I well remember my late pastor, Paul Powell, teaching this psalm as a picture of God’s comprehensive care. Powell had an enviable ability to outline a passage and turn a phrase. He said, “God cares for us like a shepherd with his sheep. He meets our Everyday Needs, 23:1–3; Our Emergency Needs, 23:4; and Our Eternal Needs, 23:5–6.”

Now that’s a sermon outline I can preach all day long.

Our ultimate destination

As Janet shared from this psalm to comfort and encourage our group, it occurred to me that there is a progression in the picture. It moves from outside to inside, from green pastures and still waters that sheep love to God’s palace with a table feast and overflowing cups. (Side note: chase out overflowing as a word study of God’s abundant grace. See places like Romans 15:13.)

God’s ultimate destination for us is a banquet spread wide with the fullness of his perfection and life. I believe it was C. S. Lewis who taught that we get thrown off by how God changes our lives. We think he is turning us into small, quiet cottages in the woods when, in fact, he is turning our lives into grand castles big enough for himself to dwell in.

Further, I found insight, clarity, and courage from Janet for the journey between the green pasture and our King’s palace. In between there is a valley, most likely multiple valleys. There is always a valley because of the broken, warped, and twisted reality of our lives and world caused by sin.

In some sense, all earthly life is a trip through the “valley of the shadow of death” compared to heaven. Janet reminded us that, while the shepherd is with us in the valley, the wolves are there too, seeking to attack and devour all that is godly and good.

Believers don’t have to tremble, but the terrors of the valley are real and often hard to see in the darkness. Christ followers don’t have to fear because the Chief Shepherd is with us and is fully equipped and capable of protecting us. In the valley, fear is our greatest enemy. In The Knowledge of the Holy, A. W. Tozer wrote, “The greatness of God rouses fear within us, but his goodness encourages us not to be afraid of him. To fear and not be afraid. That is the paradox of faith.”

What is the most important word in Psalm 23?

As I pondered the valleys of life and the people God places around us in such times, my mind went to Hebrews 12:1 and the “great cloud of witnesses.” I imagined a valley looking something like a football stadium filled with thousands of faith heroes and helpers.

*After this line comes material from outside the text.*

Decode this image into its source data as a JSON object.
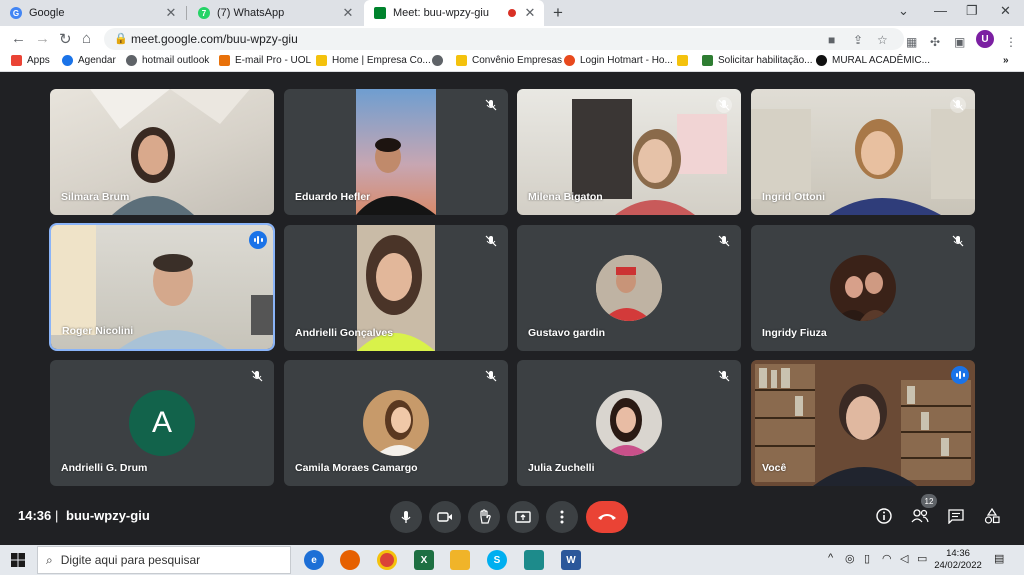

As we walk our valleys with the Shepherd, we also find courage, comfort, and hope from those people who came before us and travel with us. We have to walk our valleys. No one can do that for us. But we are not alone. He is with us. And his presence, power, and promises are conveyed to us through those fans closest to the rail in whose faces we perceive his face and love.

Who are those people for you?

Janet caught my attention one more time at the end. She asked, “Do you know what’s the most important word in Psalm 23?”

There are many choices: Lord, want, still waters, restores, righteousness, staff, rod, comfort, overflows, forever, goodness, mercy, shepherd.

She called none of these.

She rightly pointed out that the most important word is the fourth word: my.

The key to faith and the key to the promises of this six-line masterpiece is ownership. None of the promises and possibilities of faith in these one hundred and fourteen words are true for me or us personally unless and until we allow, invite, and welcome Christ Jesus to be “my shepherd.”

If you have, rejoice and rest and keep moving with him.

If you haven’t, what more do you need to know?

If you have the privilege of walking near others today or speaking for the Shepherd this weekend, how will you let those who are “lost like sheep without a shepherd” know where to find him?